Pelvic Floor Repair

The pelvic floor, also known as the pelvic diagram, is a muscular partition that supports the pelvic organs, such as the uterus, bladder, and intestines. It is necessary in maintaining optimal pressure within the abdomen and ensuring a safe birth-passage during conception.

Damage to the pelvic floor can occur during pregnancy or delivery, and possibly as a consequence of a hysterectomy. Other causes of damage to the pelvic floor are also pelvic surgery between the coccyx and anus (the perineal approach), and the removal of the coccyx (coccygectomy). Amongst female high-level athletes, perineal trauma is rare and only certain sports such as bicycle racing, water-skiing, and equestrian sports are associated with it.

A repercussion of pelvic floor damage is not only urinary incontinence, but pelvic organ prolapse, which is when the pelvic organs displace into or outside of the vagina. Physical factors that contribute to pelvic organ prolapse include asymmetries caused by physical damage to the pelvis and disproportionate, excessive, or insufficient muscle tone. Other factors such as age, hormonal status, pregnancy, and family history can all contribute to developing pelvic organ prolapse.

Kegel exercises may be performed to strengthen pelvic floor muscles and their function, however surgery may be necessary to repair significant damage to the pelvic floor.

Specific methods aside, the general technique used for laparoscopic surgery to treat pelvic organ prolapse is as follows:

Preparation for the surgery is undertaken, which involves shaving the area of operation, an enema, and a fasting of six hours. General anaesthetic is applied, the laparoscope and assistive instruments are inserted, and the appropriate areas (uterus, pelvic structures) are checked and visualised. The vagina and bowel are separated and a column support is created with a series of sutures in the ligaments and back wall of the vagina. If necessary, the lateral pelvic muscles are sutured by opening the side areas of the vagina. To amend severe tissue damage, native tissue (from the patient), animal tissue, or animal-augmented tissue may be used to strengthen the pelvic floor. Synthetic mesh is an option, too, but must be considered carefully due to possible side-effects such as mesh erosion and rejection. Often a bladder neck suspension is performed before the wounds are sealed appropriately.

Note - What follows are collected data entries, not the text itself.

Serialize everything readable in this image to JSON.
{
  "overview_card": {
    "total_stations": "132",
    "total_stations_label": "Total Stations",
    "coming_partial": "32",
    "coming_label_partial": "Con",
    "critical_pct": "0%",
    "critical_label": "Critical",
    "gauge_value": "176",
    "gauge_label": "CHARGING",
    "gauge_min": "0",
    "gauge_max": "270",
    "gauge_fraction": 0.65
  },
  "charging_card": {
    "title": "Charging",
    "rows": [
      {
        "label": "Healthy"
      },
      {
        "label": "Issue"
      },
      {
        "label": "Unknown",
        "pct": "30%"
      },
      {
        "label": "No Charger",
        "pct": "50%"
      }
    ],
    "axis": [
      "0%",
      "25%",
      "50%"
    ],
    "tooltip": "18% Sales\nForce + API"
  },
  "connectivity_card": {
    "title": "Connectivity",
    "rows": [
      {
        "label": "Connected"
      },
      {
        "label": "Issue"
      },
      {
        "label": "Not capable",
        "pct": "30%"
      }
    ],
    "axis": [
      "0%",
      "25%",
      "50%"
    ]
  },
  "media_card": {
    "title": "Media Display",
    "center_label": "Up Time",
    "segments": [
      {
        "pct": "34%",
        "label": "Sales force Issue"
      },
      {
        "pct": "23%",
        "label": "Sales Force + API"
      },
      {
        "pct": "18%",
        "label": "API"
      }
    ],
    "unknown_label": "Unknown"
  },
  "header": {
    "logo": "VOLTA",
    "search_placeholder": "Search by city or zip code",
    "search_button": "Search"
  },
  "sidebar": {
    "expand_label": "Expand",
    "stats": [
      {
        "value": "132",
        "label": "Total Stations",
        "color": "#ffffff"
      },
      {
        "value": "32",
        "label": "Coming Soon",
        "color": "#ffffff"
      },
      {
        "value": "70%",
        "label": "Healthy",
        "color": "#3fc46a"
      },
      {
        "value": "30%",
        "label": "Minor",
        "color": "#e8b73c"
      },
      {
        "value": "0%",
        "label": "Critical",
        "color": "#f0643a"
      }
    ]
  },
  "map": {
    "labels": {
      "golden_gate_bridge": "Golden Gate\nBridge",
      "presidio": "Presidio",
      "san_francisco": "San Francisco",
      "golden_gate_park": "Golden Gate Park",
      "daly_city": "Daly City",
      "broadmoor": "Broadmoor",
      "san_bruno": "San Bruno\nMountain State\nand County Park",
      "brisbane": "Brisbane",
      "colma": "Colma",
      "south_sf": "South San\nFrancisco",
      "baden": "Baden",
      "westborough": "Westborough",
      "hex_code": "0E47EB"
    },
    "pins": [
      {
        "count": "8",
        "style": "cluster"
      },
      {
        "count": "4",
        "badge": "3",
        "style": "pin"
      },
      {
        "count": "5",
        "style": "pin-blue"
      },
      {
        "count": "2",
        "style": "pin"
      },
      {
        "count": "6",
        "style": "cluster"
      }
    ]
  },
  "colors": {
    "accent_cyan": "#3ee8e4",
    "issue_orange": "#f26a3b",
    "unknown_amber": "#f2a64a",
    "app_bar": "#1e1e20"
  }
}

There are several forms of pelvic organ prolapse and the techniques of laparoscopic surgery varies depending on the type of prolapse and location:

  • Enterocoele (Vault prolapse): Found at the top of the vagina and repaired using Laparoscopy.
    • Sacrospinous fixation surgery: the vagina is attached to the tailbone and possibly supported by synthetic mesh.
    • Alternatively vault suspensions may be performed.
  • Rectocoele: Found in the rectum through the back wall of the vagina and repaired using Laparoscopy.
    • Connective tissue between the vagina and rectum are secured to reduce the bulge size, and excess tissue is removed.
  • Urethrocoele: Found in the urethra at the lower front wall of the vagina and repaired using Laparoscopy with bladder neck suspension.
  • Cystocele: Found in the bladder through the front all of the vagina and repaired using Laparoscopy.
    • The bladder is moved upwards and secured by connective tissue, which is fixed in place. Excess tissue is removed. If urinary incontinence is present, bladder neck suspension is recommended to support the urethra.

Recovery time is relatively short. Post-surgery recovery requires several days in hospital. A catheter will be required and general pain-killers such as paracetamol are optional. Patients are often in a light working condition within 6 weeks. No heavy lifting for the rest of life.